A general kinetic model for catalysis by interfacial enzymes is developed. It couples the Michaelis-Menten catalytic turnover cycle at the interface with that in the aqueous phase through the distribution equilibria between the interface and the surrounding aqueous phase. Analysis under two limiting conditions fully describes the steady-state kinetics of hydrolysis and resolves the allosteric effects from apparent modes of interfacial activation in terms of the primary rate and equilibrium parameters for pig pancreatic phospholipase A2 (PLA2).
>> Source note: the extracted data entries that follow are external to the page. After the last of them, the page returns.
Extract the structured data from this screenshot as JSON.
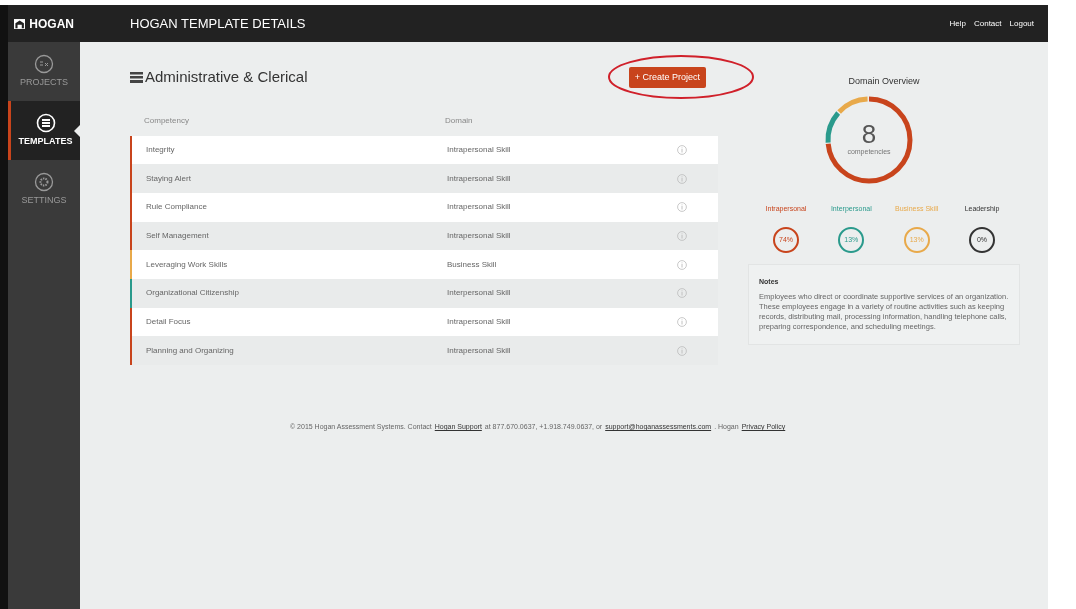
{
  "sidebar": {
    "logo": "HOGAN",
    "items": [
      {
        "label": "PROJECTS",
        "selected": false
      },
      {
        "label": "TEMPLATES",
        "selected": true
      },
      {
        "label": "SETTINGS",
        "selected": false
      }
    ]
  },
  "header": {
    "title": "HOGAN TEMPLATE DETAILS",
    "links": [
      "Help",
      "Contact",
      "Logout"
    ]
  },
  "page_title": "Administrative & Clerical",
  "create_button": "+ Create Project",
  "table": {
    "columns": [
      "Competency",
      "Domain"
    ],
    "rows": [
      {
        "competency": "Integrity",
        "domain": "Intrapersonal Skill",
        "color": "#c8441c"
      },
      {
        "competency": "Staying Alert",
        "domain": "Intrapersonal Skill",
        "color": "#c8441c"
      },
      {
        "competency": "Rule Compliance",
        "domain": "Intrapersonal Skill",
        "color": "#c8441c"
      },
      {
        "competency": "Self Management",
        "domain": "Intrapersonal Skill",
        "color": "#c8441c"
      },
      {
        "competency": "Leveraging Work Skills",
        "domain": "Business Skill",
        "color": "#e8a94a"
      },
      {
        "competency": "Organizational Citizenship",
        "domain": "Interpersonal Skill",
        "color": "#2a9a8c"
      },
      {
        "competency": "Detail Focus",
        "domain": "Intrapersonal Skill",
        "color": "#c8441c"
      },
      {
        "competency": "Planning and Organizing",
        "domain": "Intrapersonal Skill",
        "color": "#c8441c"
      }
    ]
  },
  "overview": {
    "title": "Domain Overview",
    "count": "8",
    "count_label": "competencies",
    "domains": [
      {
        "label": "Intrapersonal",
        "percent": "74%",
        "color": "#c8441c"
      },
      {
        "label": "Interpersonal",
        "percent": "13%",
        "color": "#2a9a8c"
      },
      {
        "label": "Business Skill",
        "percent": "13%",
        "color": "#e8a94a"
      },
      {
        "label": "Leadership",
        "percent": "0%",
        "color": "#333333"
      }
    ]
  },
  "notes": {
    "title": "Notes",
    "text": "Employees who direct or coordinate supportive services of an organization. These employees engage in a variety of routine activities such as keeping records, distributing mail, processing information, handling telephone calls, preparing correspondence, and scheduling meetings."
  },
  "footer": {
    "parts": [
      {
        "kind": "text",
        "text": "© 2015 Hogan Assessment Systems. Contact"
      },
      {
        "kind": "link",
        "text": "Hogan Support"
      },
      {
        "kind": "text",
        "text": "at 877.670.0637, +1.918.749.0637, or"
      },
      {
        "kind": "link",
        "text": "support@hoganassessments.com"
      },
      {
        "kind": "text",
        "text": ". Hogan"
      },
      {
        "kind": "link",
        "text": "Privacy Policy"
      }
    ]
  }
}
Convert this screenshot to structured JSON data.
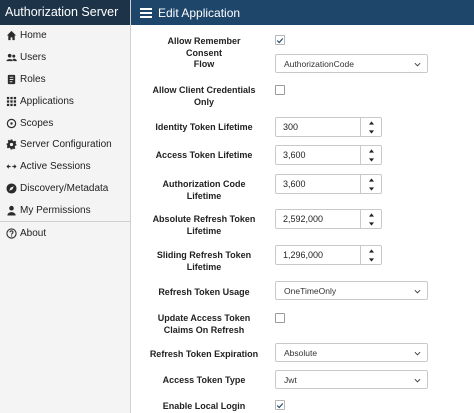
{
  "sidebar": {
    "brand": "Authorization Server",
    "items": [
      {
        "label": "Home",
        "icon": "home-icon"
      },
      {
        "label": "Users",
        "icon": "users-icon"
      },
      {
        "label": "Roles",
        "icon": "roles-icon"
      },
      {
        "label": "Applications",
        "icon": "applications-icon"
      },
      {
        "label": "Scopes",
        "icon": "scopes-icon"
      },
      {
        "label": "Server Configuration",
        "icon": "gear-icon"
      },
      {
        "label": "Active Sessions",
        "icon": "sessions-icon"
      },
      {
        "label": "Discovery/Metadata",
        "icon": "compass-icon"
      },
      {
        "label": "My Permissions",
        "icon": "person-icon"
      },
      {
        "label": "About",
        "icon": "help-icon"
      }
    ]
  },
  "header": {
    "title": "Edit Application",
    "menu_icon": "hamburger-icon"
  },
  "form": {
    "allow_remember_consent": {
      "label": "Allow Remember Consent",
      "checked": true
    },
    "flow": {
      "label": "Flow",
      "value": "AuthorizationCode"
    },
    "allow_client_credentials_only": {
      "label": "Allow Client Credentials Only",
      "checked": false
    },
    "identity_token_lifetime": {
      "label": "Identity Token Lifetime",
      "value": "300"
    },
    "access_token_lifetime": {
      "label": "Access Token Lifetime",
      "value": "3,600"
    },
    "authorization_code_lifetime": {
      "label": "Authorization Code Lifetime",
      "value": "3,600"
    },
    "absolute_refresh_token_lifetime": {
      "label": "Absolute Refresh Token Lifetime",
      "value": "2,592,000"
    },
    "sliding_refresh_token_lifetime": {
      "label": "Sliding Refresh Token Lifetime",
      "value": "1,296,000"
    },
    "refresh_token_usage": {
      "label": "Refresh Token Usage",
      "value": "OneTimeOnly"
    },
    "update_access_token_claims": {
      "label": "Update Access Token Claims On Refresh",
      "checked": false
    },
    "refresh_token_expiration": {
      "label": "Refresh Token Expiration",
      "value": "Absolute"
    },
    "access_token_type": {
      "label": "Access Token Type",
      "value": "Jwt"
    },
    "enable_local_login": {
      "label": "Enable Local Login",
      "checked": true
    }
  },
  "colors": {
    "brand_bg": "#1c3348",
    "topbar_bg": "#1e466b",
    "sidebar_bg": "#f4f4f4",
    "check_color": "#1e466b"
  }
}
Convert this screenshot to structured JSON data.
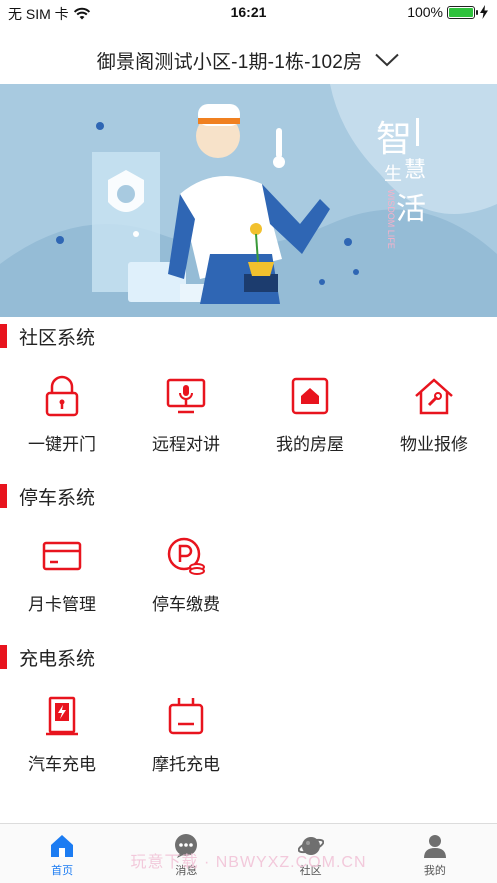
{
  "status_bar": {
    "carrier": "无 SIM 卡",
    "time": "16:21",
    "battery": "100%",
    "battery_level": 1.0
  },
  "header": {
    "title": "御景阁测试小区-1期-1栋-102房"
  },
  "banner": {
    "text_zhi": "智",
    "text_sheng": "生",
    "text_hui": "慧",
    "text_huo": "活",
    "text_en": "WISDOM LIFE"
  },
  "sections": [
    {
      "title": "社区系统",
      "items": [
        {
          "label": "一键开门",
          "icon": "lock-icon"
        },
        {
          "label": "远程对讲",
          "icon": "intercom-monitor-icon"
        },
        {
          "label": "我的房屋",
          "icon": "house-icon"
        },
        {
          "label": "物业报修",
          "icon": "repair-house-icon"
        }
      ]
    },
    {
      "title": "停车系统",
      "items": [
        {
          "label": "月卡管理",
          "icon": "card-icon"
        },
        {
          "label": "停车缴费",
          "icon": "parking-coin-icon"
        }
      ]
    },
    {
      "title": "充电系统",
      "items": [
        {
          "label": "汽车充电",
          "icon": "charging-pile-icon"
        },
        {
          "label": "摩托充电",
          "icon": "charger-socket-icon"
        }
      ]
    }
  ],
  "tabbar": {
    "tabs": [
      {
        "label": "首页",
        "icon": "home-icon",
        "active": true
      },
      {
        "label": "消息",
        "icon": "message-icon",
        "active": false
      },
      {
        "label": "社区",
        "icon": "community-icon",
        "active": false
      },
      {
        "label": "我的",
        "icon": "user-icon",
        "active": false
      }
    ]
  },
  "watermark": "玩意下载 · NBWYXZ.COM.CN",
  "colors": {
    "accent_red": "#e8141e",
    "active_blue": "#1c7cf2"
  }
}
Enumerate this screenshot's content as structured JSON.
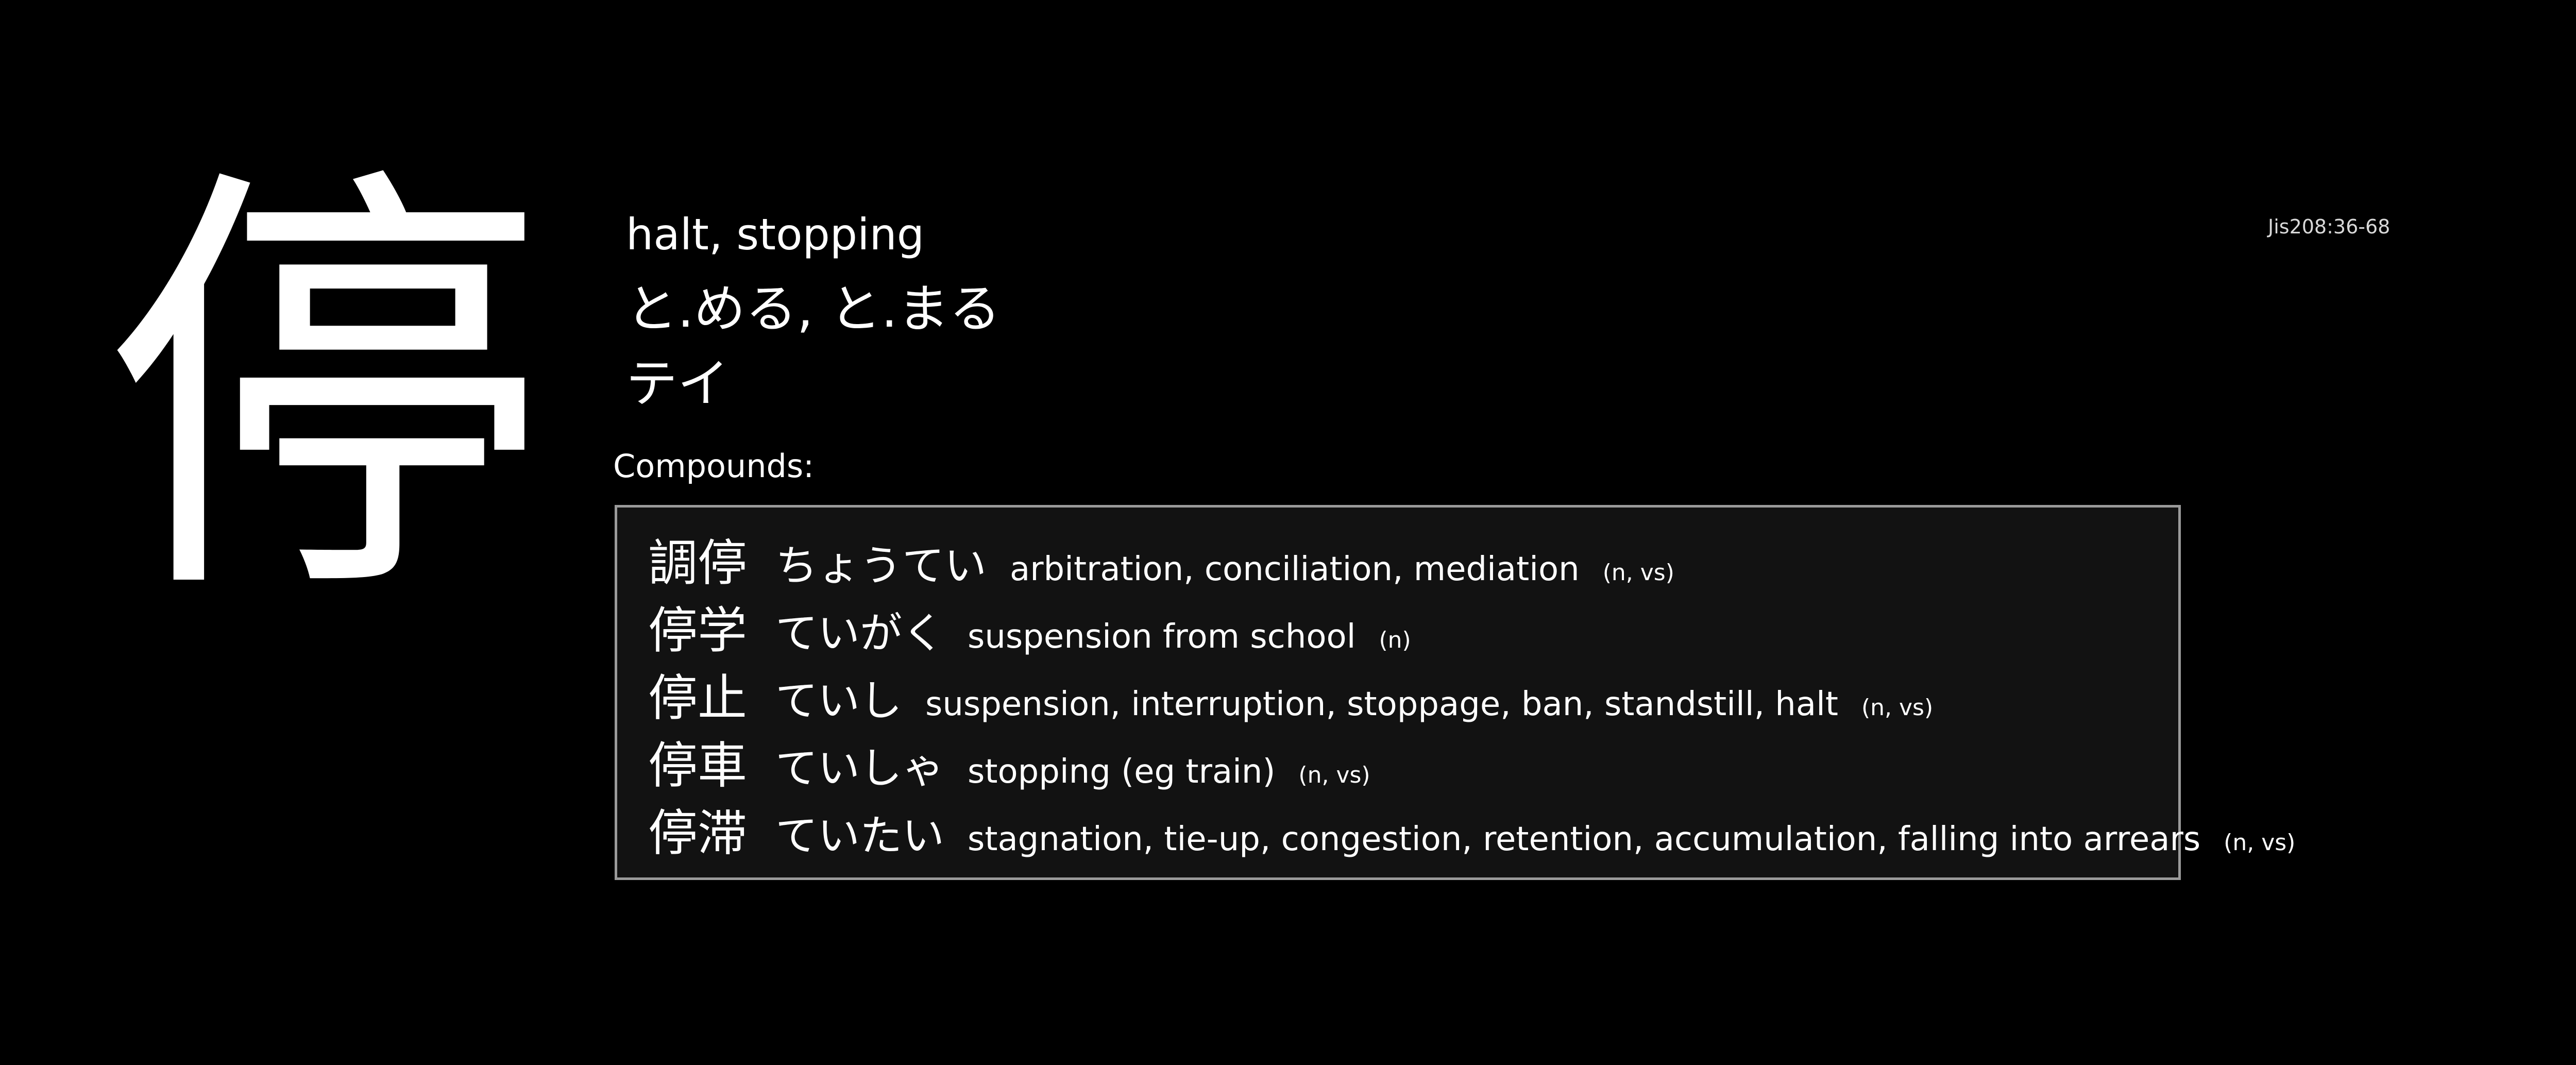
{
  "kanji": "停",
  "meaning": "halt, stopping",
  "kun_reading": "と.める, と.まる",
  "on_reading": "テイ",
  "jis_code": "Jis208:36-68",
  "compounds_label": "Compounds:",
  "compounds": [
    {
      "word": "調停",
      "reading": "ちょうてい",
      "gloss": "arbitration, conciliation, mediation",
      "pos": "(n, vs)"
    },
    {
      "word": "停学",
      "reading": "ていがく",
      "gloss": "suspension from school",
      "pos": "(n)"
    },
    {
      "word": "停止",
      "reading": "ていし",
      "gloss": "suspension, interruption, stoppage, ban, standstill, halt",
      "pos": "(n, vs)"
    },
    {
      "word": "停車",
      "reading": "ていしゃ",
      "gloss": "stopping (eg train)",
      "pos": "(n, vs)"
    },
    {
      "word": "停滞",
      "reading": "ていたい",
      "gloss": "stagnation, tie-up, congestion, retention, accumulation, falling into arrears",
      "pos": "(n, vs)"
    }
  ],
  "colors": {
    "background": "#000000",
    "text": "#ffffff",
    "box_background": "#121212",
    "box_border": "#9a9a9a"
  }
}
One limit is observed in dispersions of anionic phospholipid vesicles, in which intervesicle exchange of enzyme, substrate, and hydrolysis products is absent and reaction occurs only on vesicles containing enzyme. A complete analysis at this highly processive limit, called kinetics in the scooting mode, has been published [Berg et al. (1991) Biochemistry 30, 7283]. Here is reported the analysis in the other limit, PLA2-catalyzed hydrolysis of zwitterionic micelles of short-chain phosphatidylcholines, at which substrate and products are in rapid exchange. Hydrolysis occurs either in bulk aqueous solution with phospholipid monomers or at the micellar interface. Above the critical micelle concentration (cmc), the hydrolysis rate shows a hyperbolic dependence on the bulk substrate concentration present as micelles. This dependence, characterized by the fitting parameters KMapp and VMapp, is analyzed in terms of the primary rate and equilibrium constants. The kinetic analysis is based on the assumption that the microscopic steady-state condition is satisfied because substrate replenishment in the micro-environment of the enzyme is fast relative to the catalytic turnover time. Added NaCl and anionic interface increase the hydrolysis rate in zwitterionic micelles dramatically. The overall interfacial rate enhancement is attributed to three factors: (a) promotion of PLA2 binding by net anionic charge of the interface, (b) enhancement of substrate affinity of PLA2 at the interface (Ks* allostery), and (c) stimulation of the rate-limiting chemical step (kcat* allostery).